Being able to share our results publicly is something that we take very seriously at Open Raven. As a company with a firm belief in transparency, we are very excited to release more benchmarking posts of this nature in the coming weeks.
We had to make some arbitrary decisions to make this comparison fair, even at the expense of making Macie look better. As we are the company generating the comparison, we realize there may be a conflict of interest, but to gain the reader’s confidence a fair comparison was needed nonetheless.
Not using Macie’s “CREDIT_CARD_NUMBER_(NO_KEYWORD)” version of credit card matching. I (the author) ultimately think this is a subjective decision, and no person should assume a 15 digit number is a credit card number without the appearance of a keyword. However, Macie has a separate data class for finding credit cards without keywords. Since Open Raven doesn’t search for no-keyword credit cards, we don’t include them in the results.
This boosted Macie’s precision score in this category significantly, as random digits are placed in our testing documents to test for performance and misclassifications.
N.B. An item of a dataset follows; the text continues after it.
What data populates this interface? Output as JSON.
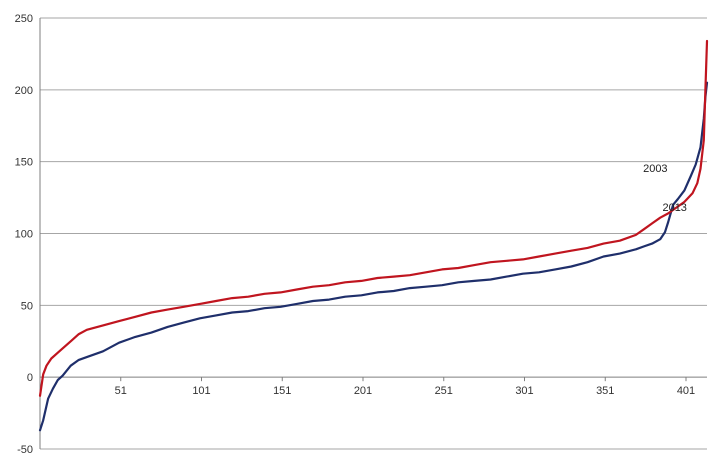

Macie groups US and Canada bank account numbers into the same category. However, since US and Canada bank account numbers are different dataclasses in our repository, this made it difficult to identify which dataset the target-data was supposed to belong to in our classification schema. To make things even more difficult, Macie uses the same keywords for both countries, so differentiating the two countries from a benchmarking perspective was troublesome: we didn’t know which country the bank account number belonged to in Macie’s results, while US and Canadian bank account numbers are clearly differentiated in our system. The decision to only benchmark US Bank Accounts seemed to be the easiest workaround.